Aurelius and Silver Point are not just capitalist concerns. They are un-affectionately known as ‘vulture capitalists’. They are the lowest form of scum-sucking bottom feeders in the entire capitalist ocean. Aurelius is the company notorious for buying Argentinean bonds after the country went bankrupt in 2001. Whereas most creditors took their losses on the chin, Aurelius bought the bonds for next to nothing and then went on the warpath in the American courts demanding ‘their’ money ($1.33bn!) back in full. US imperialism with its global reach played hardball, persuading a Ghanaian court to seize an Argentinean frigate to enforce the judgement.

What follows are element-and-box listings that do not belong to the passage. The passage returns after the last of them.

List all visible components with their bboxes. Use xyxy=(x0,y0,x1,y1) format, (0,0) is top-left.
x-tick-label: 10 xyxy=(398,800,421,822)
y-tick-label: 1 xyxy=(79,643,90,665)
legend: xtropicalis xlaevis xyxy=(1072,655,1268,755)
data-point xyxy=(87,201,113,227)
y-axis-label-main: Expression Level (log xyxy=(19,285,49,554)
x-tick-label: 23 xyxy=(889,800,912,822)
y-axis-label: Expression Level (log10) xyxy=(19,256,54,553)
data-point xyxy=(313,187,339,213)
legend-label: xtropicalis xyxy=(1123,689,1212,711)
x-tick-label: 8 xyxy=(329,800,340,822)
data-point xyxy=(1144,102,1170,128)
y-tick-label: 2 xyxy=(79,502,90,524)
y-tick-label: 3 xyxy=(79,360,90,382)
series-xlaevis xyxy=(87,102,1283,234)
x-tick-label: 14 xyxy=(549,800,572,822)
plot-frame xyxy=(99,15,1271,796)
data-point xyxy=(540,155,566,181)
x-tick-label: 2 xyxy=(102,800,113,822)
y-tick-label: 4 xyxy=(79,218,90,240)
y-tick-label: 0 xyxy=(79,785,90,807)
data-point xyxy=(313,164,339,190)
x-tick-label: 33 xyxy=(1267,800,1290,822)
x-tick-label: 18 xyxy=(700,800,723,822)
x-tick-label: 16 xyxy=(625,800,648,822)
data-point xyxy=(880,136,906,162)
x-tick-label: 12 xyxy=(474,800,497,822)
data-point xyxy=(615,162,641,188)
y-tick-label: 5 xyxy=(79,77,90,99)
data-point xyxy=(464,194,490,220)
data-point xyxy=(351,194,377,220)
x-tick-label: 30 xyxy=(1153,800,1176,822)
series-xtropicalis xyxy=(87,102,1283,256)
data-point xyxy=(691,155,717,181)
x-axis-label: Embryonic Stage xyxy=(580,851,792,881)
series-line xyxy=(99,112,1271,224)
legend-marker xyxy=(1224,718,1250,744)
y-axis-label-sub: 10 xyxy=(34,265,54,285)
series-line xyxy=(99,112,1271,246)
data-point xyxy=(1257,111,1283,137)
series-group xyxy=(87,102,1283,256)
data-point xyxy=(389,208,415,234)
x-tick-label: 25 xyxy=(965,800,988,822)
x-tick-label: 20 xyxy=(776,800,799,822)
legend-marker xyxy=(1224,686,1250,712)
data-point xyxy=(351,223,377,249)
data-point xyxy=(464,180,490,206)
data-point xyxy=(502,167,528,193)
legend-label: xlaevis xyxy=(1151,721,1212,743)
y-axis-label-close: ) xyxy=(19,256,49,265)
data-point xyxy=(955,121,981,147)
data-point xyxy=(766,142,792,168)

Aurelius is blackmailing a country of 40 million people.

Can we expect these hedge funds to pursue an ethical policy now they have their hands round the Co-op Bank’s throat? Peter Marks, former chief executive of the Co-op Group, correctly called the takeover a “tragedy”. He spelled out the dilemma. “It’s not a co-op. Hedge funds are there to maximise profit – that’s what their sole purpose in life is. To be truly ethical they can’t do that.”

Rather than allowing the Co-op Bank to be swallowed up by the vultures, it should have been nationalised as part of a plan to create a dominant public sector banking service. With democratic control of bank management by the labour movement, this public sector banking system could run banking as a public service. Publicly owned and accountable banking alone can provide the investment we need to deliver jobs, growth and improved living standards rather than just gambling with our money.